The election “was horrible for the world, but great for me,” executive producer Bruce Miller says, as Elisabeth Moss, Samira Wiley, Yvonne Strahovski and Joseph Fiennes also talk about the series’ relevance.
The fascist themes in The Handmaid’s Tale, MGM Television and Hulu’s adaptation of Margaret Atwood’s 1985 dystopian novel, gave it an organic (albeit disconcerting) publicity boost in the wake of the divisive 2016 presidential election. Showrunner Bruce Miller’s drama dismantles the familiar America into Gilead, a futuristic but simplified world where fertility is currency and the few women capable of bearing children are forced into sexual servitude for affluent couples. At the center is Offred, one such “handmaid” played by Mad Men star Elisabeth Moss. Per Hulu, the drama’s April 26 debut became the streamer’s most watched series premiere, earning it a swift renewal. Yet, for the team behind the series, the totalitarian society onscreen too closely parallels aspects of an America where President Trump has rolled back orders protecting women’s rights in the workplace and funding for reproductive health. (Hillary Clinton is among those who have cited the show’s timeliness.) During a lively April 21 conversation with THR, Miller, Moss and castmembers Samira Wiley, Yvonne Strahovski and Joseph Fiennes explored the series’ relevance and what they hope viewers will learn from it.
What’s the biggest pressure in adapting a beloved book?
BRUCE MILLER Not screwing it up.
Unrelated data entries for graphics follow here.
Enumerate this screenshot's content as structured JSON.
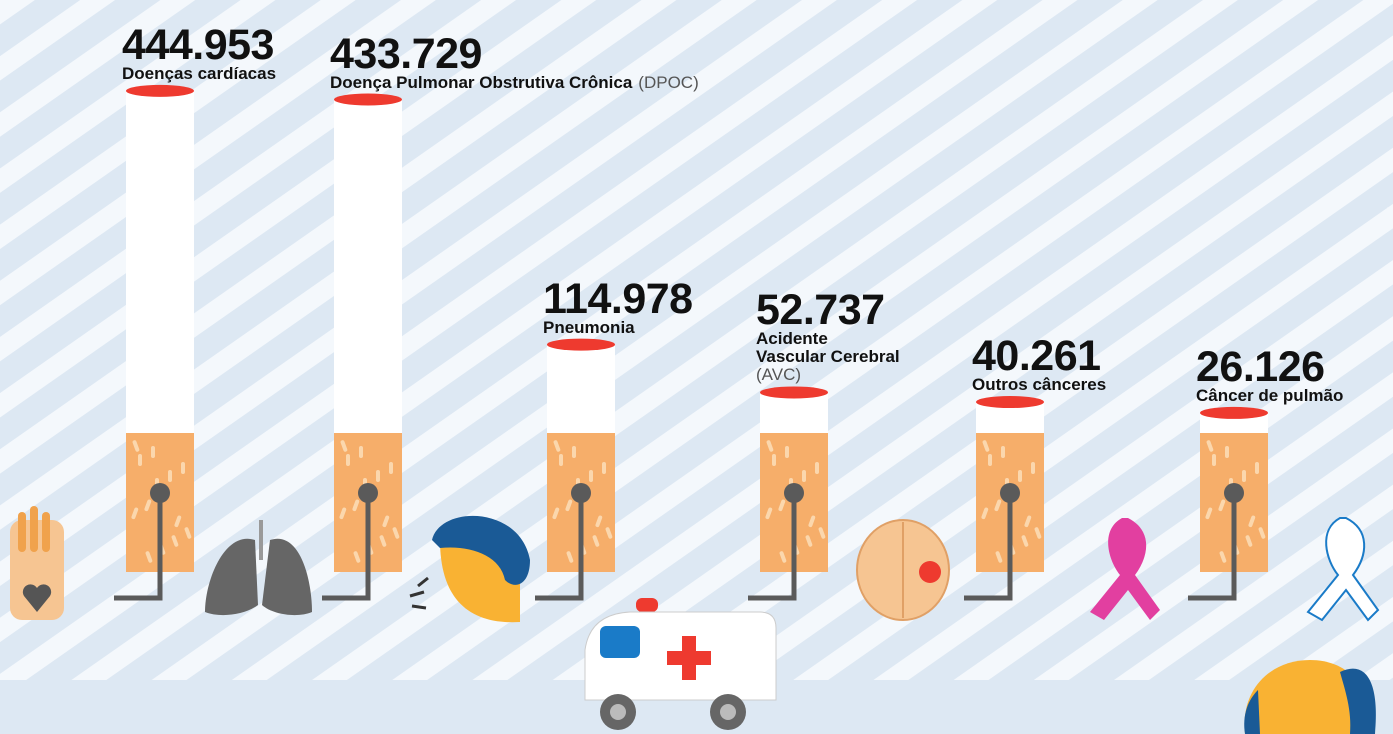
{
  "chart_data": {
    "type": "bar",
    "categories": [
      "Doenças cardíacas",
      "Doença Pulmonar Obstrutiva Crônica",
      "Pneumonia",
      "Acidente\nVascular Cerebral",
      "Outros cânceres",
      "Câncer de pulmão"
    ],
    "abbreviations": [
      null,
      "(DPOC)",
      null,
      "(AVC)",
      null,
      null
    ],
    "values": [
      444953,
      433729,
      114978,
      52737,
      40261,
      26126
    ],
    "value_labels": [
      "444.953",
      "433.729",
      "114.978",
      "52.737",
      "40.261",
      "26.126"
    ],
    "ylim": [
      0,
      450000
    ],
    "color": "#ffffff"
  }
}
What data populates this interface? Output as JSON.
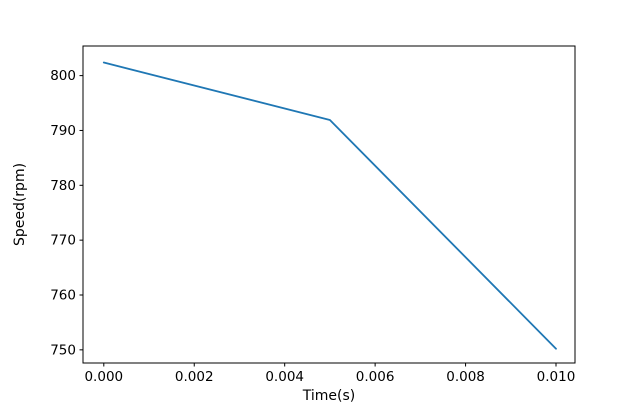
{
  "figure": {
    "background": "#ffffff"
  },
  "chart_data": {
    "type": "line",
    "title": "",
    "xlabel": "Time(s)",
    "ylabel": "Speed(rpm)",
    "x": [
      0.0,
      0.005,
      0.01
    ],
    "y": [
      802.4,
      791.9,
      750.2
    ],
    "series": [
      {
        "name": "speed",
        "color": "#1f77b4"
      }
    ],
    "xticks": {
      "values": [
        0.0,
        0.002,
        0.004,
        0.006,
        0.008,
        0.01
      ],
      "labels": [
        "0.000",
        "0.002",
        "0.004",
        "0.006",
        "0.008",
        "0.010"
      ]
    },
    "yticks": {
      "values": [
        750,
        760,
        770,
        780,
        790,
        800
      ],
      "labels": [
        "750",
        "760",
        "770",
        "780",
        "790",
        "800"
      ]
    },
    "xlim": [
      -0.00046,
      0.01042
    ],
    "ylim": [
      747.6,
      805.4
    ],
    "grid": false,
    "legend": null,
    "line_color": "#1f77b4",
    "line_width": 1.8,
    "spine_color": "#000000",
    "tick_color": "#000000"
  }
}
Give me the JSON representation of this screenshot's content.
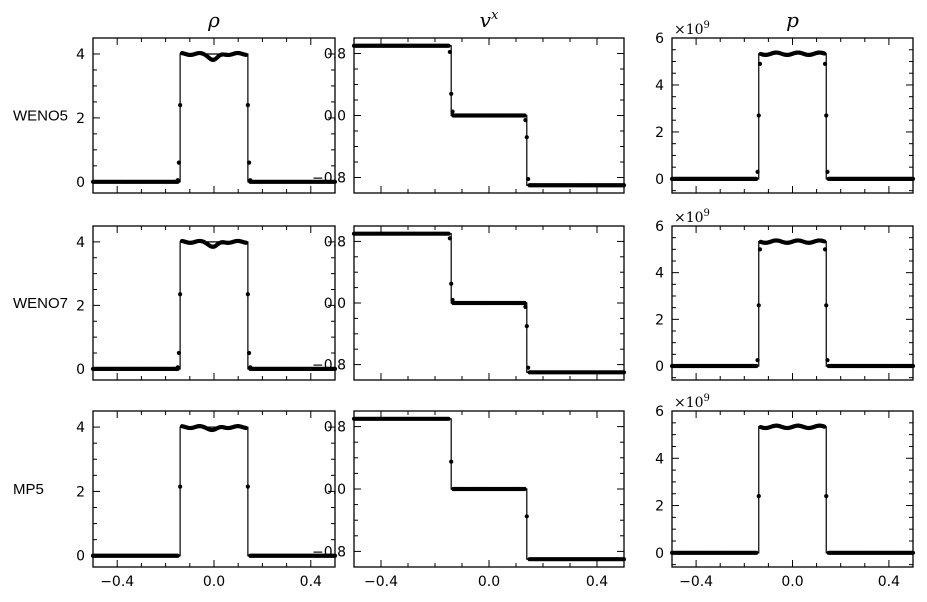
{
  "chart_data": {
    "type": "line",
    "layout": "3x3 grid; columns share x axis",
    "column_titles": [
      "ρ",
      "v",
      "p"
    ],
    "column_title_superscripts": [
      "",
      "x",
      ""
    ],
    "row_labels": [
      "WENO5",
      "WENO7",
      "MP5"
    ],
    "xlim": [
      -0.5,
      0.5
    ],
    "xticks": [
      -0.4,
      0.0,
      0.4
    ],
    "xtick_labels": [
      "−0.4",
      "0.0",
      "0.4"
    ],
    "columns": [
      {
        "variable": "rho",
        "ylim": [
          -0.35,
          4.5
        ],
        "yticks": [
          0,
          2,
          4
        ],
        "ytick_labels": [
          "0",
          "2",
          "4"
        ],
        "exact": {
          "x": [
            -0.5,
            -0.14,
            -0.14,
            0.14,
            0.14,
            0.5
          ],
          "y": [
            0,
            0,
            4,
            4,
            0,
            0
          ]
        },
        "plateau": 4.0,
        "outer": 0.0
      },
      {
        "variable": "vx",
        "ylim": [
          -1.0,
          1.0
        ],
        "yticks": [
          -0.8,
          0.0,
          0.8
        ],
        "ytick_labels": [
          "−0.8",
          "0.0",
          "0.8"
        ],
        "exact": {
          "x": [
            -0.5,
            -0.14,
            -0.14,
            0.14,
            0.14,
            0.5
          ],
          "y": [
            0.9,
            0.9,
            0,
            0,
            -0.9,
            -0.9
          ]
        },
        "plateau": 0.0,
        "outer": 0.9
      },
      {
        "variable": "p",
        "ylim": [
          -0.6,
          6.0
        ],
        "yticks": [
          0,
          2,
          4,
          6
        ],
        "ytick_labels": [
          "0",
          "2",
          "4",
          "6"
        ],
        "multiplier": "×10",
        "multiplier_exp": "9",
        "exact": {
          "x": [
            -0.5,
            -0.14,
            -0.14,
            0.14,
            0.14,
            0.5
          ],
          "y": [
            0,
            0,
            5.33,
            5.33,
            0,
            0
          ]
        },
        "plateau": 5.33,
        "outer": 0.0
      }
    ],
    "numerical": [
      {
        "rho": {
          "left_tail": [
            [
              -0.15,
              0.05
            ],
            [
              -0.145,
              0.6
            ]
          ],
          "left_mid": [
            [
              -0.14,
              2.4
            ]
          ],
          "plateau_dip": 3.82,
          "right_mid": [
            [
              0.14,
              2.4
            ]
          ],
          "right_tail": [
            [
              0.145,
              0.6
            ],
            [
              0.15,
              0.05
            ]
          ]
        },
        "vx": {
          "left": [
            [
              -0.145,
              0.82
            ],
            [
              -0.14,
              0.28
            ],
            [
              -0.135,
              0.05
            ]
          ],
          "right": [
            [
              0.135,
              -0.06
            ],
            [
              0.14,
              -0.28
            ],
            [
              0.145,
              -0.82
            ]
          ]
        },
        "p": {
          "left": [
            [
              -0.145,
              0.3
            ],
            [
              -0.14,
              2.7
            ],
            [
              -0.135,
              4.9
            ]
          ],
          "right": [
            [
              0.135,
              4.9
            ],
            [
              0.14,
              2.7
            ],
            [
              0.145,
              0.3
            ]
          ]
        }
      },
      {
        "rho": {
          "left_tail": [
            [
              -0.15,
              0.05
            ],
            [
              -0.145,
              0.5
            ]
          ],
          "left_mid": [
            [
              -0.14,
              2.35
            ]
          ],
          "plateau_dip": 3.85,
          "right_mid": [
            [
              0.14,
              2.35
            ]
          ],
          "right_tail": [
            [
              0.145,
              0.5
            ],
            [
              0.15,
              0.05
            ]
          ]
        },
        "vx": {
          "left": [
            [
              -0.145,
              0.84
            ],
            [
              -0.14,
              0.25
            ],
            [
              -0.135,
              0.04
            ]
          ],
          "right": [
            [
              0.135,
              -0.05
            ],
            [
              0.14,
              -0.3
            ],
            [
              0.145,
              -0.84
            ]
          ]
        },
        "p": {
          "left": [
            [
              -0.145,
              0.25
            ],
            [
              -0.14,
              2.6
            ],
            [
              -0.135,
              5.0
            ]
          ],
          "right": [
            [
              0.135,
              5.0
            ],
            [
              0.14,
              2.6
            ],
            [
              0.145,
              0.25
            ]
          ]
        }
      },
      {
        "rho": {
          "left_tail": [],
          "left_mid": [
            [
              -0.14,
              2.15
            ]
          ],
          "plateau_dip": 3.92,
          "right_mid": [
            [
              0.14,
              2.15
            ]
          ],
          "right_tail": []
        },
        "vx": {
          "left": [
            [
              -0.14,
              0.35
            ]
          ],
          "right": [
            [
              0.14,
              -0.35
            ]
          ]
        },
        "p": {
          "left": [
            [
              -0.14,
              2.4
            ]
          ],
          "right": [
            [
              0.14,
              2.4
            ]
          ]
        }
      }
    ]
  }
}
Any time you take something this popular that people have devoted so much of their time and attention and heart to, you just don’t want to ruin people’s perception of the book.
Your shoot in Toronto began in September. How did the presidential election affect production?SAMIRA WILEY There was a feeling from the beginning that what we were doing was important and relevant already.
MILLER It was horrible for the world but great for me. People were all of a sudden saying the venomous things that they had always thought out loud — things I didn’t think people thought anymore in my little bubble. It made me change one or two things, but I’m not going to tell you what they are.
YVONNE STRAHOVSKI [Fiennes and I] are the villains. Suddenly Trump is elected, and all this negative behavior comes to light. I start seeing these parallels between [my character’s] actions and what Trump’s doing. It’s in a weird way an inspiration but also a horrid parallel.
ELISABETH MOSS The great thing that Yvonne did is bring that vulnerability. I had times when we’d do a scene together and look at each other, and all of a sudden we were just two women in different — both terrible — circumstances.